Pastoral ministry is a strange job. I don’t know that many come out of it with healthy family relationships, which is ironic, since having healthy family relationships is a qualification for ministry according to 1 Timothy 3:4-5!
People often trot out Jesus’ words about hating mother and father, and wife and children to follow Christ as a justification for pastors ignoring their family for their church. I don’t think that’s what Jesus was talking about at all.
If your family relationships are struggling, you’re not doing ministry right. According to Paul, you shouldn’t be in ministry.

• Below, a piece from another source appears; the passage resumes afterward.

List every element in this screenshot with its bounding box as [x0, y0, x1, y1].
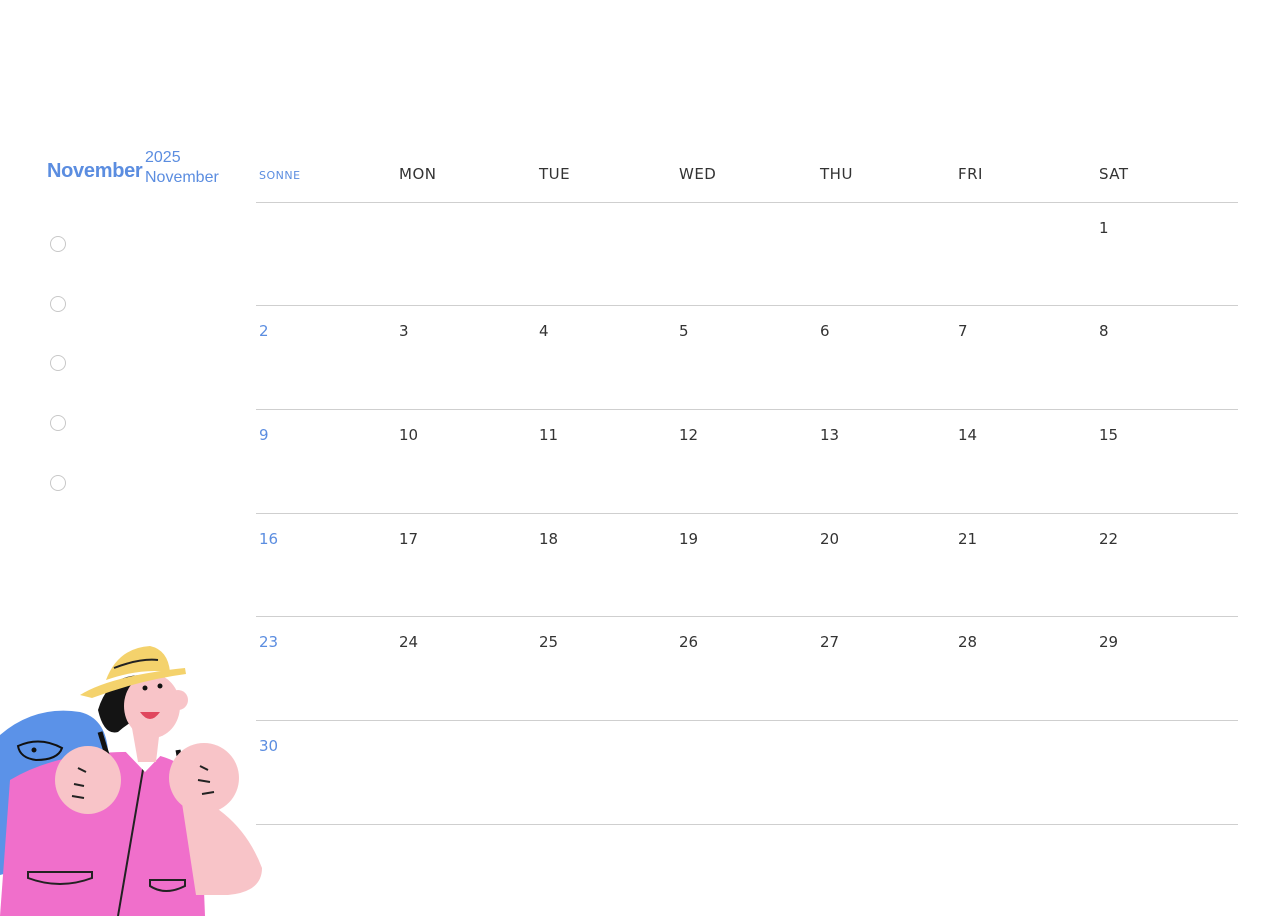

Much pastor family tension arises over forcing the family to live up to the human standards placed on them by a church. This destroys kids’ souls when forced to do this. My parents constantly made my sister and I perform for the church. We were examples for other families. We couldn’t just have our friends at our birthday parties; we had to invite every single kid in the church lest someone at church find out their kid wasn’t invited to the pastor’s kid’s party and leave the church.
My entire childhood was dictated by our appearance before the church. Don’t do that to your kids. They are not showpieces, they are not examples; they are people with souls who happen to be your kids.
Pastors: protect your kids from the church. If you have to leave ministry to guarantee your kids will not hate Christianity, please do so. The eternal weight of your kid’s souls will be far more important to you on Judgment Day than whether you kept the Robinson family happy for one more month.